Dubrovnik est une ville de saints. Lorsque Raguse mange dans la main de Byzance, on vénère Serge ; dès que les Grecs s'éloignent, on se voue à Blaise. Martyr arménien en Cappadoce en 316, Blaise de Sébaste est le patron de la ville depuis 972, date à laquelle certaines de ses reliques sont apparues, après que le martyr eut averti les habitants d'une attaque imminente de Venise. Depuis, Vlaho – son nom slave – impose dans la ville une étonnante omniprésence. Son effigie figure sur les étendards, ses statues sur les portes, les tours, les forts et les remparts dont Dubrovnik est corsetée. Il est devenu le défenseur des gorges malades depuis qu'il sauva la vie d'un enfant qui s'étouffait avec une arête de poisson. Pour lui, chaque 3 février, la ville s'étourdit dans une fête mi-chrétienne mi-païenne. Les gens de toute la contrée, revêtus du costume traditionnel, confluent vers la ville, munis des bannières des paroisses. Sur le parvis de l'église, ils les font tournoyer devant l'évêque, avant que celui-ci ne célèbre une messe en plein air. S'ensuit une procession où les reliques du saint sont promenées en tête du cortège, au son des cantiques. C'est l'occasion de voir le somptueux « chef de Blaise », œuvre magistrale du XIIe siècle, tout en or, émaux et filigranes d'argent miellés, habituellement conservé dans le trésor de la cathédrale. L'après-midi, la fête se prolonge jusque tard dans la nuit, en des réjouissances bien plus profanes, celles-là.

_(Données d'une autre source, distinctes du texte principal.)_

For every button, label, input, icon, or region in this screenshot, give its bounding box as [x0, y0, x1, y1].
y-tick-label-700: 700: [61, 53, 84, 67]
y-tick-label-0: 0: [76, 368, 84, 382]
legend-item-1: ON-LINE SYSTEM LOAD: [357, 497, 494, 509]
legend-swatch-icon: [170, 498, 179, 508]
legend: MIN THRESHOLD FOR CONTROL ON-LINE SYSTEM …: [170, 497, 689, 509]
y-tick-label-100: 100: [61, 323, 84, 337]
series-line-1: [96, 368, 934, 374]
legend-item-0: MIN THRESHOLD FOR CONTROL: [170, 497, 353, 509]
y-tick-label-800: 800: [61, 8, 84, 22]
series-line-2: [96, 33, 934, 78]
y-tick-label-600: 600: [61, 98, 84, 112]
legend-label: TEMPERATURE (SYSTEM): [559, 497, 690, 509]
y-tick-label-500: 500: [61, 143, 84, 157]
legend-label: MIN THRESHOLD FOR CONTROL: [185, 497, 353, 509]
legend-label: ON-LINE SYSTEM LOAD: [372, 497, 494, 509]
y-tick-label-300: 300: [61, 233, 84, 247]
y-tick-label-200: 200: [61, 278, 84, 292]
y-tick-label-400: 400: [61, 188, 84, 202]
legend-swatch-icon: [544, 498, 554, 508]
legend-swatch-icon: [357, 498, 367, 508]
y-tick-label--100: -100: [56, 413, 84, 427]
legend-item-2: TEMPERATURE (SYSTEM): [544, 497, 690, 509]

Un air de Baroque vénitien

Très tôt, un oratoire est élevé au saint protecteur, sur l'emplacement du couvent Sainte-Claire, mais il sera reconstruit et amplifié après la grande peste de 1348, si dévastatrice ici comme ailleurs. Après un âge d'or aux XVe et XVIe siècles, Dubrovnik subit de plein fouet le terrifiant tremblement de terre du 6 août 1667. La moitié de la population – 5 000 personnes – périt sous les décombres, la plupart des bâtiments sont détruits ou gravement endommagés. Le deuil est pourtant de courte durée. La ville est vite repensée dans un style baroque auquel la pierre blanche de Dalmatie confère un éclat particulier, en un singulier contraste avec la sobriété de Placa. Surmontant un imposant perron, la façade de la nouvelle église Saint-Blaise, jumelle de celle de San Maurizio à Venise, doit davantage au Baroque de la Sérénissime qu'à celui de la Ville éternelle. Elle prend la forme d'un écran richement orné, où quatre colonnes corinthiennes entourent un portique plein d'exubérance, qui ne déparerait pas le long d'un canal du sestiere de San Marco. Le dôme, tout en équilibre, laisse à peine deviner les volumes intérieurs, compacts et chaleureux. Une courte nef, tout ornée de marbres, de dorures et de bas-reliefs, ouvre largement sur le rutilant maître-autel, point focal de l'ensemble. Il abrite une splendide statue du saint, en argent massif, modelée au XVe siècle, et réputée miraculeuse pour avoir échappé, seule, à un incendie qui endommagea l'édifice et obligea à sa reconstruction de 1706 à 1715, sur les plans de l'architecte vénitien Marino Gropelli. On ne se lasse pas d'observer la finesse des traits du visage, du drapé des vêtements et des mains qui portent une maquette de la ville entourée de ses fortifications, précieux témoin de la Raguse d'avant le tremblement de terre.

Pourtant, Raguse, c'est fini. L'ancienne république rivale de Venise, en optant pour son nom slave de Dubrovnik, a scellé définitivement son appartenance à l'Orient. Mais, dans son cœur de chair et de pierre, elle n'a pas oublié Blaise, son saint patron arménien.